Donald Trump on Wednesday asserted that the Democratic National Committee hadn’t been hacked at all — and in fact conjured the story itself — after the party’s research on Trump was purportedly sent to journalists by a hacker.
“This is all information that has been out there for many years. Much of it is false and/or entirely inaccurate,” Trump said in a statement. “We believe it was the DNC that did the ‘hacking’ as a way to distract from the many issues facing their deeply flawed candidate and failed party leader. Too bad the DNC doesn’t hack Hillary Clinton’s 33,000 missing emails.”
The research — which spans decades of Trump’s business deals, his controversial remarks on guns, immigration and women — is standard during a presidential campaign, when parties compile opposing candidates’ history and past comments to use in attack advertisements and rebuttals.
The DNC’s 200-page document on Trump, compiled in December, was published by Gawker after it was forwarded by someone going by the name “Guccifer 2.0” — a reference to a Romanian hacker who circulated information on the Bush family and other government officials in 2013 and is now imprisoned in Romania.
That the DNC was hacked was first revealed Tuesday when the cybersecurity firm CrowdStrike said it had discovered two hacking collectives affiliated with Russian intelligence had penetrated the party’s network.
“CrowdStrike stands fully by its analysis and findings identifying two separate Russian intelligence-affiliated adversaries present in the DNC network in May 2016,” CrowdStrike said in a statement after Gawker’s report was published.
“On June 15, 2016 a blog post to a WordPress site authored by an individual using the moniker Guccifer 2.0 claiming credit for breaching the Democratic National Committee. This blog post presents documents alleged to have originated from the DNC,” the company said.

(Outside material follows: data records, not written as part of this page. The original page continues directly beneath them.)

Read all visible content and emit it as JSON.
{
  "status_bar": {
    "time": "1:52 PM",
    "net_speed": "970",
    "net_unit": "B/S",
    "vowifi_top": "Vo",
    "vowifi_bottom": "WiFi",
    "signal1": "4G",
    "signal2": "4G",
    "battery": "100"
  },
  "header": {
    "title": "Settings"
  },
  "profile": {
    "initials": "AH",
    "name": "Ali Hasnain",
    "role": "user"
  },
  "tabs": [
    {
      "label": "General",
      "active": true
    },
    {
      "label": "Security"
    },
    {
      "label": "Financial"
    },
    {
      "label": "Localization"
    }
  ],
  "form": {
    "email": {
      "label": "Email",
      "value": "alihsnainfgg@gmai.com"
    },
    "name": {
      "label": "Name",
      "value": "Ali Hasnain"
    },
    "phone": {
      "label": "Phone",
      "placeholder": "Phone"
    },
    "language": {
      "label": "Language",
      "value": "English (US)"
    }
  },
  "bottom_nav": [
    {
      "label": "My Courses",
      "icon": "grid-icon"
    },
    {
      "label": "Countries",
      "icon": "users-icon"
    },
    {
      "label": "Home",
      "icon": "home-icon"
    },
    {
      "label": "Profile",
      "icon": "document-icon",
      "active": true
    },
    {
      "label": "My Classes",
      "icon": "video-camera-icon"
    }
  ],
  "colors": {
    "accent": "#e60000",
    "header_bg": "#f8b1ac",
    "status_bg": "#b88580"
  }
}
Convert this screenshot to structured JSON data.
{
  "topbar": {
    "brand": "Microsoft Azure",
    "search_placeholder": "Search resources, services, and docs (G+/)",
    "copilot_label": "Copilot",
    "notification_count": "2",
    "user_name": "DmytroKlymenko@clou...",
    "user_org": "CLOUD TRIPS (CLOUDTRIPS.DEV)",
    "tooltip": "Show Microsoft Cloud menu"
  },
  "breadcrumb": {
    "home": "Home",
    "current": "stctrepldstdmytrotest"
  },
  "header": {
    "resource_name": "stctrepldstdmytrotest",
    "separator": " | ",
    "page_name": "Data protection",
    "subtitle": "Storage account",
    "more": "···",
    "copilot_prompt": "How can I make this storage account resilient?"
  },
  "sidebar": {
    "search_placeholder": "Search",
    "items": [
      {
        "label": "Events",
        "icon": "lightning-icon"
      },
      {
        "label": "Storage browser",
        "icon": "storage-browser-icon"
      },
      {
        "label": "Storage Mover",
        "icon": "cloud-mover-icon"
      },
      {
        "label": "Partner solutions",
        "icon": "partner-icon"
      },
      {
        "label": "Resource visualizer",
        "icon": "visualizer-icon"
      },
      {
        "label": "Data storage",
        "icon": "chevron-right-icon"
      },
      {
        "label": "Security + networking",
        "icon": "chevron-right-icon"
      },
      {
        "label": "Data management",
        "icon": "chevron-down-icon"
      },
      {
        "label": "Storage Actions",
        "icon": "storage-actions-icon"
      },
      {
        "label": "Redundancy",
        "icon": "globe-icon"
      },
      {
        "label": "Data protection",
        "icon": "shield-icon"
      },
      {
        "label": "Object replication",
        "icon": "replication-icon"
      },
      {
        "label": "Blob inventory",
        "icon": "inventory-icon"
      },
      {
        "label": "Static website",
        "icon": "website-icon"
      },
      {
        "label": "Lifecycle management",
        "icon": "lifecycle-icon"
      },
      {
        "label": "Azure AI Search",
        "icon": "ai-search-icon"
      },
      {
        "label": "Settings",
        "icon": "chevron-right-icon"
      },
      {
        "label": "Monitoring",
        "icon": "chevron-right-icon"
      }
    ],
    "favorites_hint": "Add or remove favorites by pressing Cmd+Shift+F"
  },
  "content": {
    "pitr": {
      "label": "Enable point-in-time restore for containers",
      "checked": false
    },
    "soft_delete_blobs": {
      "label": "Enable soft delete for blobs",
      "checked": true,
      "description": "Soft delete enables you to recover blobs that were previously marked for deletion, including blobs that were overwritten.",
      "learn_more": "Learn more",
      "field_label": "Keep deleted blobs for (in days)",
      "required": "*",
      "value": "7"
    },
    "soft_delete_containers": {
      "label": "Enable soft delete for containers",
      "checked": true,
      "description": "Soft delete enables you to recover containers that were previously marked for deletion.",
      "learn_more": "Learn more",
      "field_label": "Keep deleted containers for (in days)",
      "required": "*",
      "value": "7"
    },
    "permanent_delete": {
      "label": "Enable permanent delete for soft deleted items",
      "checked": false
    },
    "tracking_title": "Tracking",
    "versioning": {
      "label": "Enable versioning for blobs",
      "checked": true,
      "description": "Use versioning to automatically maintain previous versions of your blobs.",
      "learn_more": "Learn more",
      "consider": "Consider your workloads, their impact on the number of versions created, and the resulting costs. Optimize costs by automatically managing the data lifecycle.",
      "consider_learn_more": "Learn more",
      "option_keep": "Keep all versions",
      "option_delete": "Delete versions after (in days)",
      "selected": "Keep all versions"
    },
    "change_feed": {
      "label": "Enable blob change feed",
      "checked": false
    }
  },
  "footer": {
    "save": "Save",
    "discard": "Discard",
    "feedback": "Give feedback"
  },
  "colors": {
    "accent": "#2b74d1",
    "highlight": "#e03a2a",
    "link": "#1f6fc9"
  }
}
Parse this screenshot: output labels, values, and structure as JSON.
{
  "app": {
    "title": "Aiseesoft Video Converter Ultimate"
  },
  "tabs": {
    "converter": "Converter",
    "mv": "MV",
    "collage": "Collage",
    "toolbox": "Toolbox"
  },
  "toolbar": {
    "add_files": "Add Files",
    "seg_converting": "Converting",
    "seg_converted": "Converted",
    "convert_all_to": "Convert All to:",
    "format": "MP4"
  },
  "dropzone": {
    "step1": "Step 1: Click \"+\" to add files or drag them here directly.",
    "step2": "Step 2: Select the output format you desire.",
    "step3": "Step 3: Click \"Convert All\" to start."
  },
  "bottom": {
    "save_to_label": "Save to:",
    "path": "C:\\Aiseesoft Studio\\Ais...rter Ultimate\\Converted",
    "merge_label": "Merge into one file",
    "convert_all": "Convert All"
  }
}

“Whether or not this posting is part of a Russian Intelligence disinformation campaign, we are exploring the documents’ authenticity and origin,” the company said. “Regardless, these claims do nothing to lessen our findings relating to the Russian government’s involvement, portions of which we have documented for the public and the greater security community.”
A senior DNC official insisted the Russian government was behind the episode.
“Our experts are confident in their assessment that the Russian government hackers were the actors responsible for the breach detected in April and May, and we believe that this release and the claims around it may be a part of a disinformation campaign by the Russians,” the official said. “We’ve deployed the recommended technology so that today our systems are secure thanks to a swift response to that attack and we will continue to monitor our systems closely.”
Trump’s comment about Clinton’s 33,000 emails was a reference to those sent and received during her tenure as secretary of state on a private server the Clintons maintained. That server is now the subject of an FBI inquiry, and the issue has dogged Clinton’s campaign for more than a year.